O geógrafo Milton Santos dizia que o território é também um “sistema de significados”. Varre-Sai e Passa e Fica são mais que palavras no mapa. Tornam-se relatos condensados, pedaços da memória oral, transformados em geografia e registro histórico. Há quem veja nesses termos apenas exotismo ou folclore. No entanto, revelam sabedoria diante da vida. Espera Feliz, por exemplo, parece um conselho. Não Me Toque, um aviso que, segundo alguns, teria origem numa briga entre vizinhos. Passa e Fica e Varre-Sai lembram a vida interiorana, testemunha de idas e vindas, ventos e estradas, gente que passa, deixando um traço e lugares varrendo a poeira do tempo, mas preservando a memória.

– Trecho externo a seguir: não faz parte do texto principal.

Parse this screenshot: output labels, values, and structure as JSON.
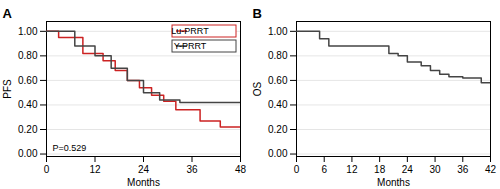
{
  "chart_data": [
    {
      "type": "line",
      "title": "A",
      "xlabel": "Months",
      "ylabel": "PFS",
      "xlim": [
        0,
        48
      ],
      "ylim": [
        -0.02,
        1.08
      ],
      "xticks": [
        0,
        12,
        24,
        36,
        48
      ],
      "yticks": [
        {
          "value": 0,
          "label": "0.00"
        },
        {
          "value": 0.2,
          "label": "0.20"
        },
        {
          "value": 0.4,
          "label": "0.40"
        },
        {
          "value": 0.6,
          "label": "0.60"
        },
        {
          "value": 0.8,
          "label": "0.80"
        },
        {
          "value": 1.0,
          "label": "1.00"
        }
      ],
      "grid": true,
      "legend": "upper right",
      "line_style": "step",
      "annotations": [
        "P=0.529"
      ],
      "series": [
        {
          "name": "Lu-PRRT",
          "color": "#cc2222",
          "x": [
            0,
            3,
            3,
            9,
            9,
            14,
            14,
            17,
            17,
            20,
            20,
            23,
            23,
            26,
            26,
            29,
            29,
            32,
            32,
            38,
            38,
            43,
            43,
            48
          ],
          "values": [
            1.0,
            1.0,
            0.95,
            0.95,
            0.82,
            0.82,
            0.76,
            0.76,
            0.68,
            0.68,
            0.6,
            0.6,
            0.54,
            0.54,
            0.48,
            0.48,
            0.43,
            0.43,
            0.36,
            0.36,
            0.27,
            0.27,
            0.22,
            0.22
          ]
        },
        {
          "name": "Y-PRRT",
          "color": "#444444",
          "x": [
            0,
            7,
            7,
            12,
            12,
            16,
            16,
            20,
            20,
            24,
            24,
            28,
            28,
            33,
            33,
            48
          ],
          "values": [
            1.0,
            1.0,
            0.88,
            0.88,
            0.8,
            0.8,
            0.7,
            0.7,
            0.6,
            0.6,
            0.5,
            0.5,
            0.44,
            0.44,
            0.42,
            0.42
          ]
        }
      ]
    },
    {
      "type": "line",
      "title": "B",
      "xlabel": "Months",
      "ylabel": "OS",
      "xlim": [
        0,
        42
      ],
      "ylim": [
        -0.02,
        1.08
      ],
      "xticks": [
        0,
        6,
        12,
        18,
        24,
        30,
        36,
        42
      ],
      "yticks": [
        {
          "value": 0,
          "label": "0.00"
        },
        {
          "value": 0.2,
          "label": "0.20"
        },
        {
          "value": 0.4,
          "label": "0.40"
        },
        {
          "value": 0.6,
          "label": "0.60"
        },
        {
          "value": 0.8,
          "label": "0.80"
        },
        {
          "value": 1.0,
          "label": "1.00"
        }
      ],
      "grid": true,
      "line_style": "step",
      "series": [
        {
          "color": "#444444",
          "x": [
            0,
            5,
            5,
            7,
            7,
            20,
            20,
            22,
            22,
            24,
            24,
            27,
            27,
            29,
            29,
            31,
            31,
            33,
            33,
            36,
            36,
            40,
            40,
            42
          ],
          "values": [
            1.0,
            1.0,
            0.94,
            0.94,
            0.88,
            0.88,
            0.82,
            0.82,
            0.8,
            0.8,
            0.75,
            0.75,
            0.72,
            0.72,
            0.68,
            0.68,
            0.65,
            0.65,
            0.63,
            0.63,
            0.62,
            0.62,
            0.58,
            0.58
          ]
        }
      ]
    }
  ]
}
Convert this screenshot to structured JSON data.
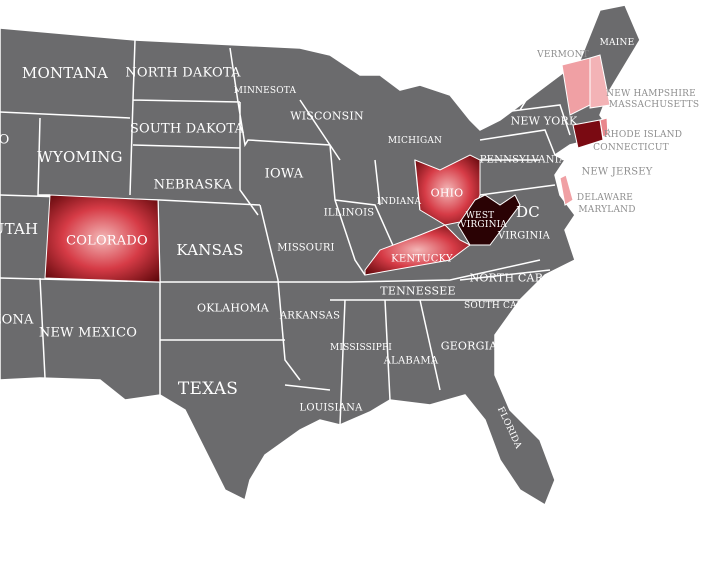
{
  "colors": {
    "land": "#6b6b6d",
    "border": "#ffffff",
    "highlight": "#d8404a",
    "highlight_dark": "#7a0a12",
    "highlight_light": "#f0a0a4",
    "outside_label": "#8f8f8f"
  },
  "highlighted_states": [
    "Colorado",
    "Ohio",
    "West Virginia",
    "Kentucky",
    "Vermont",
    "New Hampshire",
    "Connecticut",
    "Rhode Island",
    "Delaware"
  ],
  "labels": {
    "montana": "MONTANA",
    "north_dakota": "NORTH DAKOTA",
    "minnesota": "MINNESOTA",
    "wisconsin": "WISCONSIN",
    "michigan": "MICHIGAN",
    "south_dakota": "SOUTH DAKOTA",
    "wyoming": "WYOMING",
    "idaho_partial": "O",
    "nebraska": "NEBRASKA",
    "iowa": "IOWA",
    "illinois": "ILLINOIS",
    "indiana": "INDIANA",
    "ohio": "OHIO",
    "west_virginia": "WEST VIRGINIA",
    "kentucky": "KENTUCKY",
    "virginia": "VIRGINIA",
    "dc": "DC",
    "pennsylvania": "PENNSYLVANIA",
    "new_york": "NEW YORK",
    "utah_partial": "UTAH",
    "colorado": "COLORADO",
    "kansas": "KANSAS",
    "missouri": "MISSOURI",
    "tennessee": "TENNESSEE",
    "north_carolina": "NORTH CAROLINA",
    "south_carolina": "SOUTH CAROLINA",
    "arizona_partial": "ZONA",
    "new_mexico": "NEW MEXICO",
    "oklahoma": "OKLAHOMA",
    "arkansas": "ARKANSAS",
    "mississippi": "MISSISSIPPI",
    "alabama": "ALABAMA",
    "georgia": "GEORGIA",
    "texas": "TEXAS",
    "louisiana": "LOUISIANA",
    "florida": "FLORIDA",
    "maine": "MAINE",
    "vermont": "VERMONT",
    "new_hampshire": "NEW HAMPSHIRE",
    "massachusetts": "MASSACHUSETTS",
    "rhode_island": "RHODE ISLAND",
    "connecticut": "CONNECTICUT",
    "new_jersey": "NEW JERSEY",
    "delaware": "DELAWARE",
    "maryland": "MARYLAND"
  }
}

Há um número razoável de nomes de origem popular, fruto da criatividade, oralidade e cultura sertaneja, dando ao Brasil um tom de crônica viva. Cada um deles é um pequeno conto. Varre-Sai fala do vento. Passa e Fica, da hospitalidade. Fartura, da esperança. Espera Feliz, do otimismo. Não Me Toque, da prudência etc. São expressões de uma imaginação coletiva, que transforma o cotidiano em história e poesia. Chorozinho (CE) lembra o choro dos índios, expulsos de suas terras. Trombudo (SC) vem de um rio sinuoso, como uma tromba. Nosso mapa é um mosaico onde humor, natureza e imaginação popular se misturam. “Os céus proclamam a glória de Deus e o firmamento anuncia a obra de suas mãos.” (Sl 19/18,1).